In the late 19th century, people used the word geek to describe an unfashionable, socially-inept person. The word geek can also be used to describe someone who is obsessive about a particular hobby; as in “computer geek.”
Nerd is a derogatory term invented in the 1950s, and used to describe a studious person who lacks social skills. Bullies invented the term to tease people they determined were foolish or contemptible. As with geek, the term nerd can also be used to describe someone who has particular expertise in a technical field, such as a “computer nerd.”
With such similar definitions, it can be difficult to determine exactly who or what defines a geek or a nerd.
How does one differentiate between such similar characteristics?
The following is a simple guide to help you tell the difference between a nerd and a geek. This playful guide (as in, not meant to be taken seriously) is especially helpful if you’re stuck in some sort of personality crisis, and cannot determine exactly where you fall on the geek/nerd spectrum (if there is such a thing).
Communication Varies Between the Two Archetypes
Sometimes, it’s difficult to pinpoint a geek. They’re not as socially awkward (inept) as their definition implies. Today’s geek is fun-loving, and mainstream. Unless they told you about their complete and utter Pokémon fandom, you may not even realize you’re talking to a geek.
Conversely, you’ll know it when you meet a nerd. Nerds are highly intellectual, and often use jargon regular folks don’t understand. They speak matter-of-factly, and prefer to talk about their intellectual pursuits…as opposed, to say, anything else.
Multiple Interests? Or, Just One?
The easiest way to tell a geek from a nerd is to consider his interests. Geeks typically have a single interest, or a predominate interest. In the article, The 4 Main Differences between Geeks and Nerds, author Steven Romano explains it like this:
“The term ‘geek’ has become associated with someone who has a vested interest in one particular thing and knows it on an expert level…Nerds on the other hand, concern themselves with academics such as math and science.”
For example, the Aviation Geek Fest is a two-day event celebrating all things aviation. Although the attendees are clearly intellectuals, their obsession with aviation makes most of them geeks and not nerds. Some attendees may identify with nerds, but only if their love of aviation is more technical than fantastical. Pilots, and other aviation enthusiasts, are geeks because their fandom ends with aviation. While engineers, and many others, are nerds because their obsession extends to mathematics, science, engineering and aviation.
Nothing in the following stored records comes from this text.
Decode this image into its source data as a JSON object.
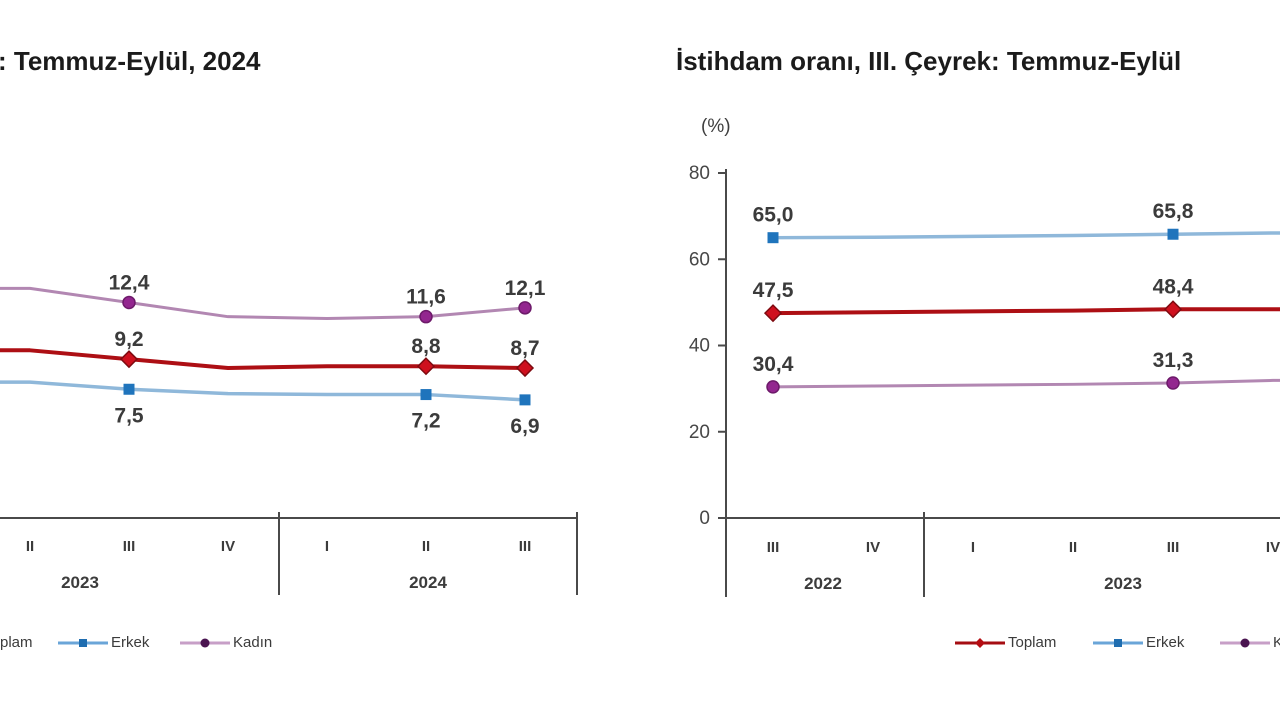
{
  "chart_data": [
    {
      "type": "line",
      "title": ": Temmuz-Eylül, 2024",
      "categories": [
        "II",
        "III",
        "IV",
        "I",
        "II",
        "III"
      ],
      "year_groups": [
        {
          "label": "2023",
          "span": [
            0,
            2
          ]
        },
        {
          "label": "2024",
          "span": [
            3,
            5
          ]
        }
      ],
      "yaxis_visible": false,
      "cropped_left": true,
      "series": [
        {
          "key": "toplam",
          "name": "Toplam",
          "color": "#ad0f14",
          "marker": "diamond",
          "marker_color": "#cf101e",
          "values": [
            9.7,
            9.2,
            8.7,
            8.8,
            8.8,
            8.7
          ],
          "labels": {
            "1": "9,2",
            "4": "8,8",
            "5": "8,7"
          },
          "label_side": "above"
        },
        {
          "key": "erkek",
          "name": "Erkek",
          "color": "#8fb8da",
          "marker": "square",
          "marker_color": "#1f74bc",
          "values": [
            7.9,
            7.5,
            7.25,
            7.2,
            7.2,
            6.9
          ],
          "labels": {
            "1": "7,5",
            "4": "7,2",
            "5": "6,9"
          },
          "label_side": "below"
        },
        {
          "key": "kadin",
          "name": "Kadın",
          "color": "#b287b2",
          "marker": "circle",
          "marker_color": "#93268f",
          "values": [
            13.2,
            12.4,
            11.6,
            11.5,
            11.6,
            12.1
          ],
          "labels": {
            "1": "12,4",
            "4": "11,6",
            "5": "12,1"
          },
          "label_side": "above"
        }
      ]
    },
    {
      "type": "line",
      "title": "İstihdam oranı, III. Çeyrek: Temmuz-Eylül",
      "ylabel": "(%)",
      "ylim": [
        0,
        80
      ],
      "yticks": [
        0,
        20,
        40,
        60,
        80
      ],
      "categories": [
        "III",
        "IV",
        "I",
        "II",
        "III",
        "IV"
      ],
      "year_groups": [
        {
          "label": "2022",
          "span": [
            0,
            1
          ]
        },
        {
          "label": "2023",
          "span": [
            2,
            5
          ]
        }
      ],
      "yaxis_visible": true,
      "cropped_right": true,
      "series": [
        {
          "key": "toplam",
          "name": "Toplam",
          "color": "#ad0f14",
          "marker": "diamond",
          "marker_color": "#cf101e",
          "values": [
            47.5,
            47.7,
            47.9,
            48.1,
            48.4,
            48.4
          ],
          "labels": {
            "0": "47,5",
            "4": "48,4"
          },
          "label_side": "above"
        },
        {
          "key": "erkek",
          "name": "Erkek",
          "color": "#8fb8da",
          "marker": "square",
          "marker_color": "#1f74bc",
          "values": [
            65.0,
            65.1,
            65.3,
            65.5,
            65.8,
            66.1
          ],
          "labels": {
            "0": "65,0",
            "4": "65,8"
          },
          "label_side": "above"
        },
        {
          "key": "kadin",
          "name": "Kadın",
          "color": "#b287b2",
          "marker": "circle",
          "marker_color": "#93268f",
          "values": [
            30.4,
            30.6,
            30.8,
            31.0,
            31.3,
            31.9
          ],
          "labels": {
            "0": "30,4",
            "4": "31,3"
          },
          "label_side": "above"
        }
      ]
    }
  ],
  "legends": {
    "left": {
      "items": [
        {
          "key": "toplam-partial",
          "label": "plam"
        },
        {
          "key": "erkek",
          "label": "Erkek",
          "line_color": "#6aa5d8",
          "marker": "square",
          "marker_color": "#1f6db0"
        },
        {
          "key": "kadin",
          "label": "Kadın",
          "line_color": "#c79fc7",
          "marker": "circle",
          "marker_color": "#4a1450"
        }
      ]
    },
    "right": {
      "items": [
        {
          "key": "toplam",
          "label": "Toplam",
          "line_color": "#a50d12",
          "marker": "diamond",
          "marker_color": "#b50d13"
        },
        {
          "key": "erkek",
          "label": "Erkek",
          "line_color": "#6aa5d8",
          "marker": "square",
          "marker_color": "#1f6db0"
        },
        {
          "key": "kadin-partial",
          "label": "K",
          "line_color": "#c79fc7",
          "marker": "circle",
          "marker_color": "#4a1450"
        }
      ]
    }
  },
  "colors": {
    "toplam": "#ad0f14",
    "erkek_line": "#8fb8da",
    "erkek_marker": "#1f74bc",
    "kadin_line": "#b287b2",
    "kadin_marker": "#93268f",
    "axis": "#4a4a4a",
    "text": "#3b3b3b"
  }
}
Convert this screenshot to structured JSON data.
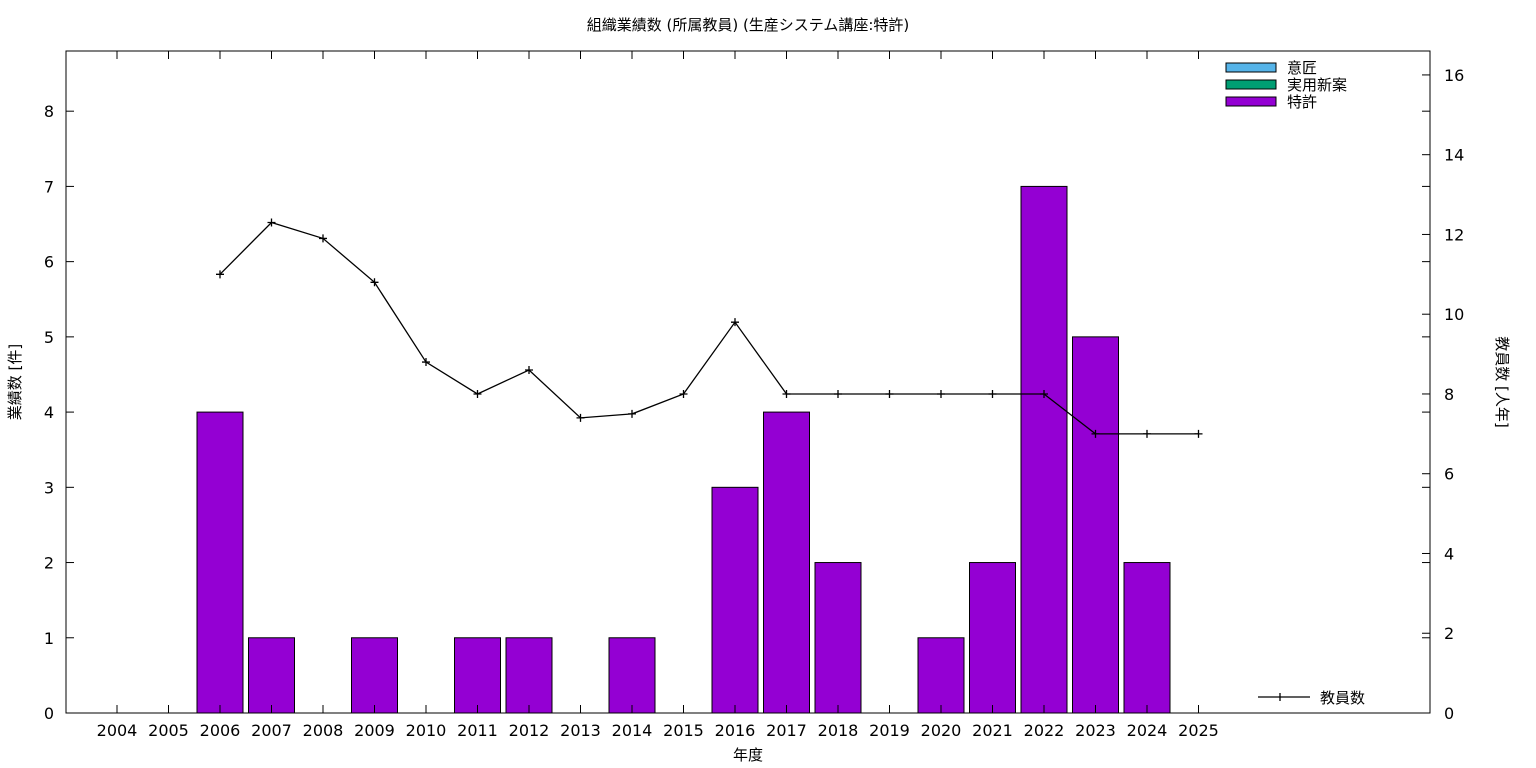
{
  "chart_data": {
    "type": "bar",
    "title": "組織業績数 (所属教員) (生産システム講座:特許)",
    "xlabel": "年度",
    "ylabel": "業績数 [件]",
    "y2label": "教員数 [人年]",
    "categories": [
      "2004",
      "2005",
      "2006",
      "2007",
      "2008",
      "2009",
      "2010",
      "2011",
      "2012",
      "2013",
      "2014",
      "2015",
      "2016",
      "2017",
      "2018",
      "2019",
      "2020",
      "2021",
      "2022",
      "2023",
      "2024",
      "2025"
    ],
    "ylim": [
      0,
      8.8
    ],
    "y2lim": [
      0,
      16.6
    ],
    "yticks": [
      0,
      1,
      2,
      3,
      4,
      5,
      6,
      7,
      8
    ],
    "y2ticks": [
      0,
      2,
      4,
      6,
      8,
      10,
      12,
      14,
      16
    ],
    "grid": false,
    "legend_position": "top-right",
    "series": [
      {
        "name": "意匠",
        "kind": "bar",
        "color": "#56b4e9",
        "values": [
          0,
          0,
          0,
          0,
          0,
          0,
          0,
          0,
          0,
          0,
          0,
          0,
          0,
          0,
          0,
          0,
          0,
          0,
          0,
          0,
          0,
          0
        ]
      },
      {
        "name": "実用新案",
        "kind": "bar",
        "color": "#009e73",
        "values": [
          0,
          0,
          0,
          0,
          0,
          0,
          0,
          0,
          0,
          0,
          0,
          0,
          0,
          0,
          0,
          0,
          0,
          0,
          0,
          0,
          0,
          0
        ]
      },
      {
        "name": "特許",
        "kind": "bar",
        "color": "#9400d3",
        "values": [
          0,
          0,
          4,
          1,
          0,
          1,
          0,
          1,
          1,
          0,
          1,
          0,
          3,
          4,
          2,
          0,
          1,
          2,
          7,
          5,
          2,
          0
        ]
      },
      {
        "name": "教員数",
        "kind": "line",
        "axis": "y2",
        "color": "#000000",
        "values": [
          null,
          null,
          11.0,
          12.3,
          11.9,
          10.8,
          8.8,
          8.0,
          8.6,
          7.4,
          7.5,
          8.0,
          9.8,
          8.0,
          8.0,
          8.0,
          8.0,
          8.0,
          8.0,
          7.0,
          7.0,
          7.0
        ]
      }
    ]
  }
}
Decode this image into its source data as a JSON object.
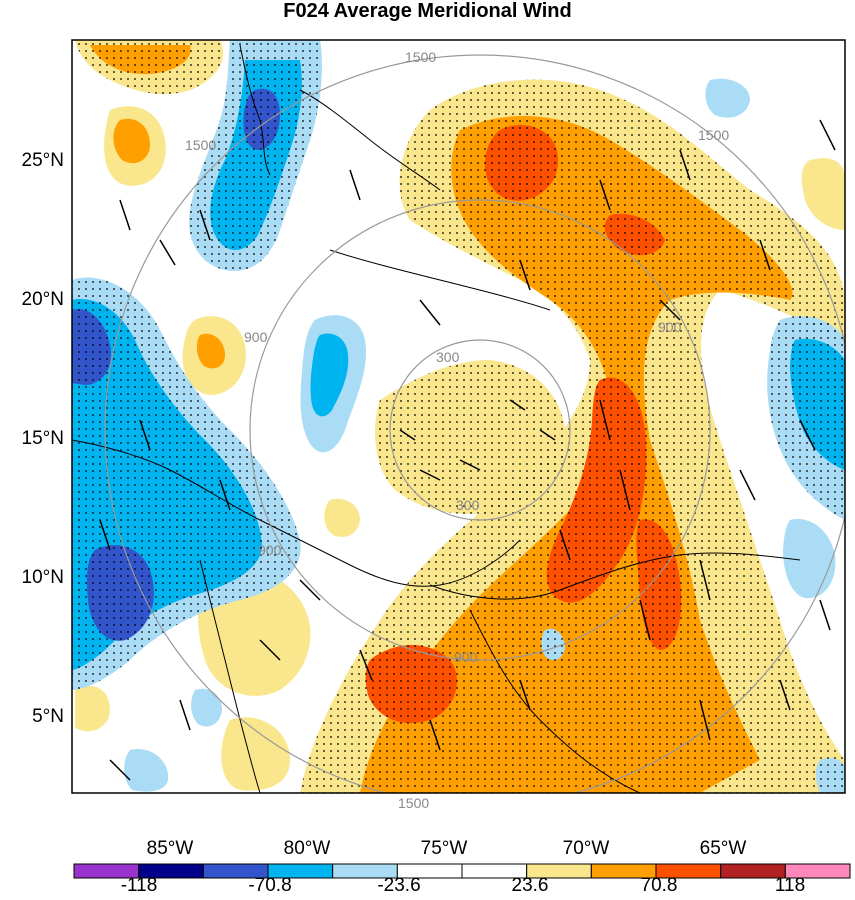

Multiplayer or Solo Games?
Geeks can be very social, and the games they play reflect this. You’ll find them ‘geeking’ out on Magic the Gathering in the backrooms of comic book shops. Geeks aren’t afraid to put themselves out there socially when it comes to games.
Alternatively, nerds are often loners. They enjoy solitary games that stimulate their intellectual prowess. A flight simulator, like the Elite flight simulator from PilotMall, is a great example of a game a nerd would play because it’s solo, science based, and explores an interesting hobby.
It’s a Fine Line
Stereotypes, such as geek and nerd, cannot always be defined. A person isn’t always just one single thing. Not all scientists are like Sheldon from Big Bang Theory. Sheldon is the quintessential example of a nerd, while his consorts are a rag-tag mix of part nerd-part geek. Sheldon’s friends are better examples of real-world intelligent-types. They’re neither geek nor nerd, but rather an eclectic mix of both.